La coronación y su tradicional desfile se llevarían a cabo al día siguiente, que era sábado. Pese al escaso tiempo de que disponían las autoridades de Londres para organizar los preparativos, las calles estaban decoradas igual que veinte años atrás, cuando Enrique asumió el trono de Inglaterra. Se impartió la orden de que todas las casas situadas a lo largo del itinerario colgaran estandartes y banderas.

Philippa y Elizabeth cabalgarían junto con las damas de la reina, y las habían provisto de lujosos vestidos de paño de oro, especialmente diseñados para la ocasión. Philippa se sorprendió cuando le anunciaron que podía conservar el vestido como recuerdo del evento.

– ¡Cuánta generosidad! -exclamó acariciando la tela de la falda.

– Te regalo el mío -le dijo Elizabeth-. No tendré oportunidad de usarlo en Friarsgate, aunque reconozco que es hermoso.

– Recuerda que deberás montar como una dama y no a horcajadas.

– Espero poder hacerlo. Es difícil galopar por las calles tan finamente sentada.

– ¿Por qué crees que me han invitado a participar en la procesión?

– Le dije a Ana Bolena que, pese a tu amor por la princesa de Aragón, eras una súbdita leal al rey y la reina. No mentí del todo, pues me cuidé muy bien de no pronunciar el nombre de la nueva reina.

– Yo no debería estar aquí.

– Tu marido y tus hijos están aquí y además, hermanita, te encantan este tipo de espectáculos.

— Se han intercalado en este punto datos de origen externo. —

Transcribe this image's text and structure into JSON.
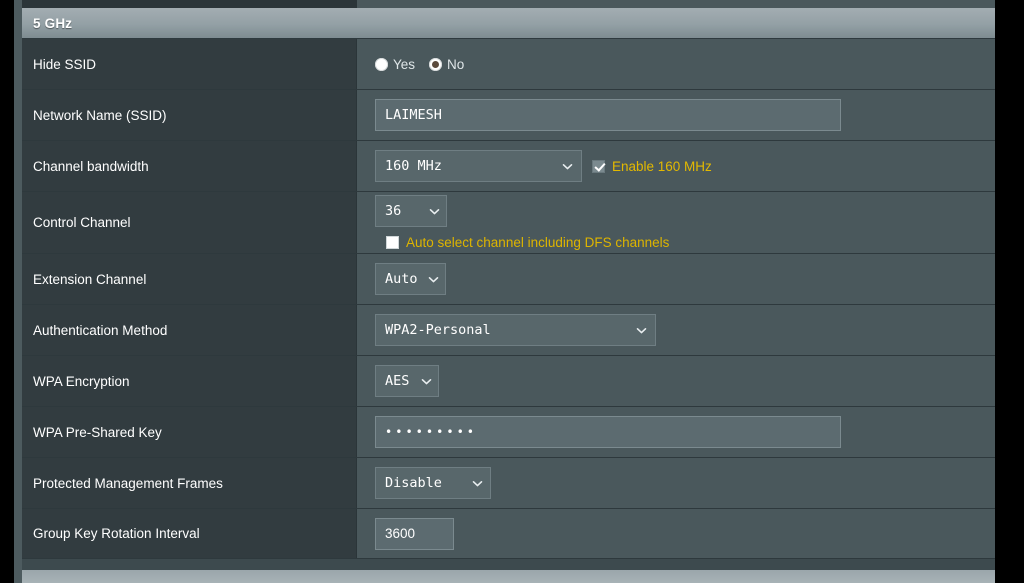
{
  "panel": {
    "header_title": "5 GHz"
  },
  "colors": {
    "accent_gold": "#e3b900",
    "label_bg": "#323c40",
    "value_bg": "#4a585c",
    "header_gradient_top": "#a3adb2",
    "header_gradient_bottom": "#7e8c91",
    "input_bg": "#5c6b70",
    "text": "#ffffff"
  },
  "rows": [
    {
      "label": "Hide SSID",
      "type": "radio",
      "options": [
        {
          "label": "Yes",
          "checked": false
        },
        {
          "label": "No",
          "checked": true
        }
      ]
    },
    {
      "label": "Network Name (SSID)",
      "type": "text",
      "value": "LAIMESH"
    },
    {
      "label": "Channel bandwidth",
      "type": "select_with_checkbox",
      "value": "160 MHz",
      "checkbox_label": "Enable 160 MHz",
      "checkbox_checked": true
    },
    {
      "label": "Control Channel",
      "type": "select_over_checkbox",
      "value": "36",
      "checkbox_label": "Auto select channel including DFS channels",
      "checkbox_checked": false
    },
    {
      "label": "Extension Channel",
      "type": "select",
      "value": "Auto"
    },
    {
      "label": "Authentication Method",
      "type": "select",
      "value": "WPA2-Personal"
    },
    {
      "label": "WPA Encryption",
      "type": "select",
      "value": "AES"
    },
    {
      "label": "WPA Pre-Shared Key",
      "type": "password",
      "value": "•••••••••"
    },
    {
      "label": "Protected Management Frames",
      "type": "select",
      "value": "Disable"
    },
    {
      "label": "Group Key Rotation Interval",
      "type": "text_small",
      "value": "3600"
    }
  ]
}
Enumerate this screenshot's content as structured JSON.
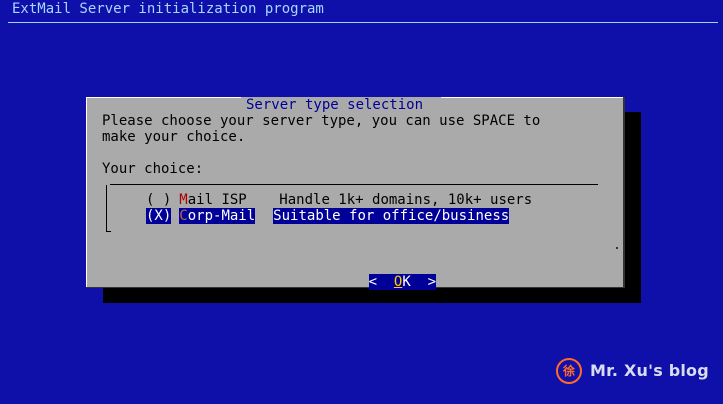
{
  "backtitle": "ExtMail Server initialization program",
  "dialog": {
    "title": "Server type selection",
    "prompt_line1": "Please choose your server type, you can use SPACE to",
    "prompt_line2": "make your choice.",
    "choice_label": "Your choice:",
    "options": [
      {
        "marker": "( )",
        "hotkey": "M",
        "name_rest": "ail ISP",
        "description": "Handle 1k+ domains, 10k+ users",
        "selected": false
      },
      {
        "marker": "(X)",
        "hotkey": "C",
        "name_rest": "orp-Mail",
        "description": "Suitable for office/business",
        "selected": true
      }
    ],
    "ok_button": {
      "left": "<",
      "hotkey": "O",
      "rest": "K",
      "right": ">"
    }
  },
  "watermark": {
    "logo_char": "徐",
    "text": "Mr. Xu's blog"
  },
  "colors": {
    "background": "#0f0faa",
    "dialog": "#aaaaaa",
    "selection": "#000099",
    "hotkey": "#aa0000",
    "watermark_logo": "#ff6a2a"
  }
}
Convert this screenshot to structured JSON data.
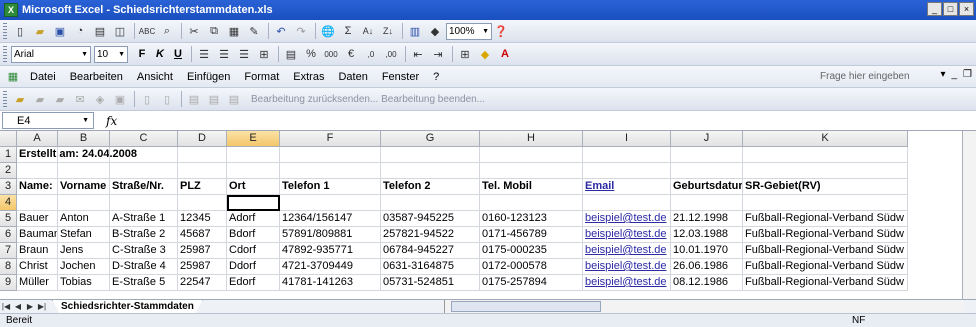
{
  "window": {
    "title": "Microsoft Excel - Schiedsrichterstammdaten.xls",
    "app_icon": "X",
    "buttons": [
      "_",
      "□",
      "×"
    ]
  },
  "toolbar_format": {
    "font": "Arial",
    "size": "10",
    "zoom": "100%"
  },
  "menu": {
    "items": [
      "Datei",
      "Bearbeiten",
      "Ansicht",
      "Einfügen",
      "Format",
      "Extras",
      "Daten",
      "Fenster",
      "?"
    ],
    "help_placeholder": "Frage hier eingeben"
  },
  "review_bar": {
    "text": "Bearbeitung zurücksenden... Bearbeitung beenden..."
  },
  "formula_bar": {
    "cell_ref": "E4",
    "fx": "fx",
    "value": ""
  },
  "grid": {
    "columns": [
      "A",
      "B",
      "C",
      "D",
      "E",
      "F",
      "G",
      "H",
      "I",
      "J",
      "K"
    ],
    "rows": [
      {
        "num": "1",
        "cells": [
          "Erstellt am: 24.04.2008",
          "",
          "",
          "",
          "",
          "",
          "",
          "",
          "",
          "",
          ""
        ]
      },
      {
        "num": "2",
        "cells": [
          "",
          "",
          "",
          "",
          "",
          "",
          "",
          "",
          "",
          "",
          ""
        ]
      },
      {
        "num": "3",
        "cells": [
          "Name:",
          "Vorname",
          "Straße/Nr.",
          "PLZ",
          "Ort",
          "Telefon 1",
          "Telefon 2",
          "Tel. Mobil",
          "Email",
          "Geburtsdatur",
          "SR-Gebiet(RV)"
        ]
      },
      {
        "num": "4",
        "cells": [
          "",
          "",
          "",
          "",
          "",
          "",
          "",
          "",
          "",
          "",
          ""
        ]
      },
      {
        "num": "5",
        "cells": [
          "Bauer",
          "Anton",
          "A-Straße 1",
          "12345",
          "Adorf",
          "12364/156147",
          "03587-945225",
          "0160-123123",
          "beispiel@test.de",
          "21.12.1998",
          "Fußball-Regional-Verband Südw"
        ]
      },
      {
        "num": "6",
        "cells": [
          "Baumann",
          "Stefan",
          "B-Straße 2",
          "45687",
          "Bdorf",
          "57891/809881",
          "257821-94522",
          "0171-456789",
          "beispiel@test.de",
          "12.03.1988",
          "Fußball-Regional-Verband Südw"
        ]
      },
      {
        "num": "7",
        "cells": [
          "Braun",
          "Jens",
          "C-Straße 3",
          "25987",
          "Cdorf",
          "47892-935771",
          "06784-945227",
          "0175-000235",
          "beispiel@test.de",
          "10.01.1970",
          "Fußball-Regional-Verband Südw"
        ]
      },
      {
        "num": "8",
        "cells": [
          "Christ",
          "Jochen",
          "D-Straße 4",
          "25987",
          "Ddorf",
          "4721-3709449",
          "0631-3164875",
          "0172-000578",
          "beispiel@test.de",
          "26.06.1986",
          "Fußball-Regional-Verband Südw"
        ]
      },
      {
        "num": "9",
        "cells": [
          "Müller",
          "Tobias",
          "E-Straße 5",
          "22547",
          "Edorf",
          "41781-141263",
          "05731-524851",
          "0175-257894",
          "beispiel@test.de",
          "08.12.1986",
          "Fußball-Regional-Verband Südw"
        ]
      }
    ]
  },
  "sheet_tabs": {
    "active": "Schiedsrichter-Stammdaten"
  },
  "status": {
    "left": "Bereit",
    "right": "NF"
  }
}
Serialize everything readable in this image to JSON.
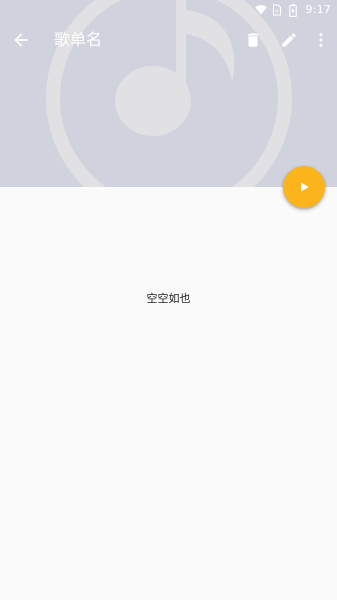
{
  "status_bar": {
    "time": "9:17",
    "icons": [
      "wifi-icon",
      "sim-icon",
      "battery-icon"
    ]
  },
  "toolbar": {
    "title": "歌单名",
    "icons": [
      "back-arrow-icon",
      "delete-icon",
      "edit-icon",
      "more-vert-icon"
    ]
  },
  "header": {
    "background_color": "#d0d3de",
    "artwork_icon": "music-note-icon",
    "artwork_color": "#e0e0e0"
  },
  "fab": {
    "icon": "play-icon",
    "color": "#fbb41b"
  },
  "content": {
    "empty_text": "空空如也",
    "background_color": "#fafafa"
  }
}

– La duquesa de Norfolk entregará a Catalina un informe pormenorizado de las personas que asistan a la ceremonia. ¡La pobre se sentirá tan dolida y desilusionada cuando se entere de mi presencia!

– Échale la culpa a Crispin. La princesa de Aragón considera que toda esposa debe obedecer al marido. Dile que él te obligó a venir por el bien de tus hijos y que te pidió que dejaras los sentimientos de lado.

– Y eso es exactamente lo que me dijo. ¿Cómo lo sabías?

– Conozco a Crispin; es un hombre de una gran sensatez.

– La duquesa de Norfolk, en cambio, ha desobedecido a su esposo -remarcó Philippa.

– En mi breve estadía en la corte conocí a la familia Howard. Son unos arrogantes que se consideran superiores a los reyes. No creo que el duque haya ordenado a su esposa asistir a la coronación. Él puede excusarse perfectamente pues está en Francia por encargo del rey. Y ella no va porque no quiere. De ese modo, querida, se aseguran de quedar bien con Dios y con el diablo. Algún día se pasarán de listos y caerán en desgracia. Además, la anciana madre del duque irá sentada en una cómoda litera detrás de la reina. No, Philippa, los Howard jamás serán considerados desleales, y tú tampoco.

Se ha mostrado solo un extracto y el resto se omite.